Here in the United States, we seem to have trouble identifying health care as a human right, which is a pity, because it absolutely is a human right. People who are incarcerated are uniquely vulnerable. Their only hope to access health care is through the people who are supervising their ‘care.’ But because prisoners are deemed in need of punishment, often, that care is provided indifferently and too late.
It is an outrage that people die in US prisons as a result of lack of access to health care. It is an outrage that prisoners with relatively simple conditions are left untreated so long that their conditions develop major complications. It is an outrage that prisoners are denied access to medications and prescribed treatments, and that for other prisoners, there’s never a chance to get a prescription, because they never see a doctor. To be sentenced to prison, for some people, can end up being a sentence of death.

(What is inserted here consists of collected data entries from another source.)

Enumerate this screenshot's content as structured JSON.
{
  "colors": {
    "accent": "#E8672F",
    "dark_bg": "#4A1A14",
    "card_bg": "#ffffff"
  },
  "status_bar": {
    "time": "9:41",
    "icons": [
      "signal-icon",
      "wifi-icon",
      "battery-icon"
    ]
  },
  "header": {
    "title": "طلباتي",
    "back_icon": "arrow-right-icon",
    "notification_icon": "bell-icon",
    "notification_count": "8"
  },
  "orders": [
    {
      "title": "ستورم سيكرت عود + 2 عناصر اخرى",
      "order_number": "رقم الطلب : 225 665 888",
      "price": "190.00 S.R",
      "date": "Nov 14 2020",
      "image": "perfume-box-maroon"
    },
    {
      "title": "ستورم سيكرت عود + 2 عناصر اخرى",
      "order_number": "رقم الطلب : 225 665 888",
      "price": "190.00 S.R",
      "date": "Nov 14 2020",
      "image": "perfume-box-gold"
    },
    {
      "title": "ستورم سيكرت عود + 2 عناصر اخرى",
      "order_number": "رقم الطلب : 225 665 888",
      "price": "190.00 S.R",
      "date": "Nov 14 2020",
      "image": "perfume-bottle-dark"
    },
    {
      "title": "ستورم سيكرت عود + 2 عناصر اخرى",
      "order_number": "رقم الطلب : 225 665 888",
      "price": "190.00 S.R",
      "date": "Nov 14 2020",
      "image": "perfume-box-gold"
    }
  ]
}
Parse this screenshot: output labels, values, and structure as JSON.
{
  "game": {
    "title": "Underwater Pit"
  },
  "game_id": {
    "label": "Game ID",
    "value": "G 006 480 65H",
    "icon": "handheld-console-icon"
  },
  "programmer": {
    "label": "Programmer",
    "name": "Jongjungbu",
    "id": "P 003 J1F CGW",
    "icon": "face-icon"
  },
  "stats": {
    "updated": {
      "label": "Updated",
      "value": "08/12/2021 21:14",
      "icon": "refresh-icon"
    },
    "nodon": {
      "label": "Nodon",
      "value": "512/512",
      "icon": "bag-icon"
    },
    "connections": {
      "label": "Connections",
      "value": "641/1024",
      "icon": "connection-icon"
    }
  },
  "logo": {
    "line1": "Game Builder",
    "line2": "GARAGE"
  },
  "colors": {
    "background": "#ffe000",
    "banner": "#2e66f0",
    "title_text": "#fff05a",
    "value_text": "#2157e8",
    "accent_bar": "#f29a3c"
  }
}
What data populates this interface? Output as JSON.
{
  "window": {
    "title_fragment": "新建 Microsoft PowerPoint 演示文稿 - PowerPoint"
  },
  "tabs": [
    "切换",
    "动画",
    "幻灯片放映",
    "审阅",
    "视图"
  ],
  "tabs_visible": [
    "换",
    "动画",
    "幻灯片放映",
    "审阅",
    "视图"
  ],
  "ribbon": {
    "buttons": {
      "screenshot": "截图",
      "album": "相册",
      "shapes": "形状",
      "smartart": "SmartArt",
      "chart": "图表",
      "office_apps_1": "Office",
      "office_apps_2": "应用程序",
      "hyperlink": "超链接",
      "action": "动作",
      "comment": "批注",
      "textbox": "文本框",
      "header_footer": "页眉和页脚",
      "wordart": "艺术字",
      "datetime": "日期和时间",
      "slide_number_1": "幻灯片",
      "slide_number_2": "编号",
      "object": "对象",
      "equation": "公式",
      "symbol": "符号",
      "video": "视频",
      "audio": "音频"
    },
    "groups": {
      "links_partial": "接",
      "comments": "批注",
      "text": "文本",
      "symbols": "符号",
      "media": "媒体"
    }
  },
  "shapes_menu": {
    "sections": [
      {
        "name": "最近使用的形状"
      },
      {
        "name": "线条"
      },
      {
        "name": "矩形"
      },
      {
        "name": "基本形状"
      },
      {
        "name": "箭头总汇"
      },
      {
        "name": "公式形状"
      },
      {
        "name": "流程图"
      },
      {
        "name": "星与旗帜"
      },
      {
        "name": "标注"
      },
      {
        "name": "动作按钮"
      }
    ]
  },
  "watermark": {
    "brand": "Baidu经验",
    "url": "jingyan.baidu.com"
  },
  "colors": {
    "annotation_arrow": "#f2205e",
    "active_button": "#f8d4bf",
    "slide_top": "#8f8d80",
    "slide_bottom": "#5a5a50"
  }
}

The Constitution of this country includes a ban on what is labeled ‘cruel and unusual punishment.’ I would argue that denying access to health care is unfortunately not unusual in this country, but it is most definitely cruel. It is utterly inhumane. And it is utterly wrong. If we are going to be putting people into the prison system, we need to have mechanisms in place to provide them with health care services. If we cannot provide health care, we need to release them, so that they can access it on their own.
There are so many barriers to health care access in this country. The bars of a jail cell should not be one of them. Safe, reliable, high quality health care needs to be provided in prisons and jails in this country. I do not want to read about fully preventable deaths of people in custody ever again. Their blood is on my hands, and your hands too.